Edmé François Pierre Chauvot de Beauchêne

Biographie :

Edmé Pierre Chauvot de Beauchêne

Écrivain, membre de l'Académie royale de médecine et médecin consultant du roi, Chevalier de la Légion d'honneur né le 3 mars 1749 aux Archalis près de Villeneuve-le-Roi dans l'Yonne, Edmé Chauvot de Beauchêne est mort à Paris le 21 décembre 1824. On possède de lui deux ouvrages, à savoir : L'influence des affections de l'âme sur les maladies nerveuses des femmes (1798), et les Maximes, réflexions et pensées diverses publiées en 1819. Chauvot de Beauchêne meurt à l'âge de 76 ans, et repose au cimetière du Père-Lachaise à Paris.

Les 173 citations de Edmé Chauvot de Beauchêne :

L'avare n'aime ni lui ni les autres, seul son argent est son idole ; et il est d'autant plus la dupe du culte qu'il lui rend, que son indigence augmente à mesure que son coffre-fort se remplit.
Chauvot de Beauchêne ; Les maximes, réflexions et pensées diverses (1819)

Trop de mots pour une pensée remarquable, c'est une pièce d'or changée en monnaie de billon.
Chauvot de Beauchêne ; Les maximes, réflexions et pensées diverses (1819)

Les grands parleurs sont dans la société ce que les gourmands sont dans un repas ; ils dévorent eux seuls un bon mets dont chacun aurait voulu goûter.
Chauvot de Beauchêne ; Les maximes, réflexions et pensées diverses (1819)

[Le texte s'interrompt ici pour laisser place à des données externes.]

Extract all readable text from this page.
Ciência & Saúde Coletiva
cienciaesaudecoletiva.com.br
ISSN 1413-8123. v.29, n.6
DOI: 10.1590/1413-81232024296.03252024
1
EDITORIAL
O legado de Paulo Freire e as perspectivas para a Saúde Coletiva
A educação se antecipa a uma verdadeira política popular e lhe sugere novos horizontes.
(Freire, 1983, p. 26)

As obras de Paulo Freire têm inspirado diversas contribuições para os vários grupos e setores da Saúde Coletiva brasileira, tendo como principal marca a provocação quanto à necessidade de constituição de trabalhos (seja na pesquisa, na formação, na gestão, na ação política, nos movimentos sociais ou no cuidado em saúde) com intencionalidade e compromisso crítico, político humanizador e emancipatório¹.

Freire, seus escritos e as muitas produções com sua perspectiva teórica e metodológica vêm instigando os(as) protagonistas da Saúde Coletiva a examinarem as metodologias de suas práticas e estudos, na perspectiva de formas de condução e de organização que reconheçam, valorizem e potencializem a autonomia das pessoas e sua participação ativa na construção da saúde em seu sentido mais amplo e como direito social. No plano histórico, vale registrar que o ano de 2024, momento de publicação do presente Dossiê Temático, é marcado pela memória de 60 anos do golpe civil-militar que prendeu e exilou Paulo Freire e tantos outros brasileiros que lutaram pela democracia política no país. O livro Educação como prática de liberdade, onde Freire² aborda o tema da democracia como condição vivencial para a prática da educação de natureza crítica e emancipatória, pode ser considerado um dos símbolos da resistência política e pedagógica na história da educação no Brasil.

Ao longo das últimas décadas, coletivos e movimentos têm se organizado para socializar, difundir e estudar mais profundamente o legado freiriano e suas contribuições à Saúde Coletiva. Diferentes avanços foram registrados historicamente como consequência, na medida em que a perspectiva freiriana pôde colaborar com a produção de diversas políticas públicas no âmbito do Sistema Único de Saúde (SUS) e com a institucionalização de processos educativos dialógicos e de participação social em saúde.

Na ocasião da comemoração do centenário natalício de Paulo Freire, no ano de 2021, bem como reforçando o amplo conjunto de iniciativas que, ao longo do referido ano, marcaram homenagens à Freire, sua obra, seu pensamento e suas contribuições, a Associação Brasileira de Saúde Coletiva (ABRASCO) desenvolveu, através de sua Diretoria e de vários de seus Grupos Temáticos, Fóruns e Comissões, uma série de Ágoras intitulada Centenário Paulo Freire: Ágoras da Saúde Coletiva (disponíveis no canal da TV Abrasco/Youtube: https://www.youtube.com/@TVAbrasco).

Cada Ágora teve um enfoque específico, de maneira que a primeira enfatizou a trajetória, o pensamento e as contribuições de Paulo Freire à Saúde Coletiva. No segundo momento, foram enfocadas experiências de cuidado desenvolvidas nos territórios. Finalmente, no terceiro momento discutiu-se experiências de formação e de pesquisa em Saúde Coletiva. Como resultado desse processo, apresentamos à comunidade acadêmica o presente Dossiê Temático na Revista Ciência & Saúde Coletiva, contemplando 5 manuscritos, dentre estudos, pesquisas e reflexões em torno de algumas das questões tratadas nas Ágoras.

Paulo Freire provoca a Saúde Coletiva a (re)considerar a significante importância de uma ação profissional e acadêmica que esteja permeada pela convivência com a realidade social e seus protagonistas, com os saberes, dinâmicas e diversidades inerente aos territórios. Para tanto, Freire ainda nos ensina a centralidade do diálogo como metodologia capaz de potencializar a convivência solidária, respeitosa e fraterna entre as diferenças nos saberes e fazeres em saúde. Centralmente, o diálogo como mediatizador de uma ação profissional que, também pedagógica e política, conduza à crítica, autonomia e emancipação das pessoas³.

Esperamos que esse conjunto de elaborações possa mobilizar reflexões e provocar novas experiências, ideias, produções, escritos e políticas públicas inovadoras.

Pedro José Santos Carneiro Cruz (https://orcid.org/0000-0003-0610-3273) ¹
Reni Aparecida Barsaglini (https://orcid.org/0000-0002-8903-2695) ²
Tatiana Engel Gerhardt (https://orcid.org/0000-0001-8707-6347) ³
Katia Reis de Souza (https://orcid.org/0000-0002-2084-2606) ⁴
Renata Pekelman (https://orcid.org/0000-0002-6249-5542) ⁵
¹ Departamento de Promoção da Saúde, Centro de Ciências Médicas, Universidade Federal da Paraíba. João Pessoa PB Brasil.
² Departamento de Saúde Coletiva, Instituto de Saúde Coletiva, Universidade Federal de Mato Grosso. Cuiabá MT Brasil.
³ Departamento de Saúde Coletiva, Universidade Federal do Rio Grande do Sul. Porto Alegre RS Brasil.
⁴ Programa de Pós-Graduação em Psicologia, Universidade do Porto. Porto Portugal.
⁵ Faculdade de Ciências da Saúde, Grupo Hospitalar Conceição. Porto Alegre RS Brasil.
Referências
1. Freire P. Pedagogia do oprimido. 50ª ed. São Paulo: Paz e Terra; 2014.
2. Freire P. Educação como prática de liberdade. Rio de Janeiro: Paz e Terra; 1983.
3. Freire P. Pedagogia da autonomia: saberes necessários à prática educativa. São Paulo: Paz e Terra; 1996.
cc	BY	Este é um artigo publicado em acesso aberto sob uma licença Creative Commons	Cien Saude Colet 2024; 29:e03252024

L'homme vivant en société, environné d'une foule d'objets qui l'attirent ou le repoussent, livré à des passions qui le tourmentent sans cesse est facilement entraîné par elles. La morale peut sans doute en affaiblir la funeste influence, en diminuer les dangers, mais une passion forte ne peut, le plus souvent, être détruite que par une passion plus forte encore, et l'homme n'est pas toujours maître de faire usage d'un pareil remède.
Chauvot de Beauchêne ; Les maximes, réflexions et pensées diverses (1819)

L'envie est à l'âme ce que la rouille est au fer, elle la ronge.
Chauvot de Beauchêne ; Les maximes, réflexions et pensées diverses (1819)

Aller, venir, marcher sans dessein, sans but ; si c'est là ce qu'on appelle se promener, je ne vois pas ce que les automates pourraient envier aux promeneurs.
Chauvot de Beauchêne ; Les maximes, réflexions et pensées diverses (1819)

Les hommes ont la mémoire de l'esprit ; les femmes ont la mémoire du cœur.
Chauvot de Beauchêne ; Les maximes, réflexions et pensées diverses (1819)

L'homme est si peu né pour être heureux sur la terre, que souvent le bonheur même est un malheur pour lui.
Chauvot de Beauchêne ; Les maximes, réflexions et pensées diverses (1819)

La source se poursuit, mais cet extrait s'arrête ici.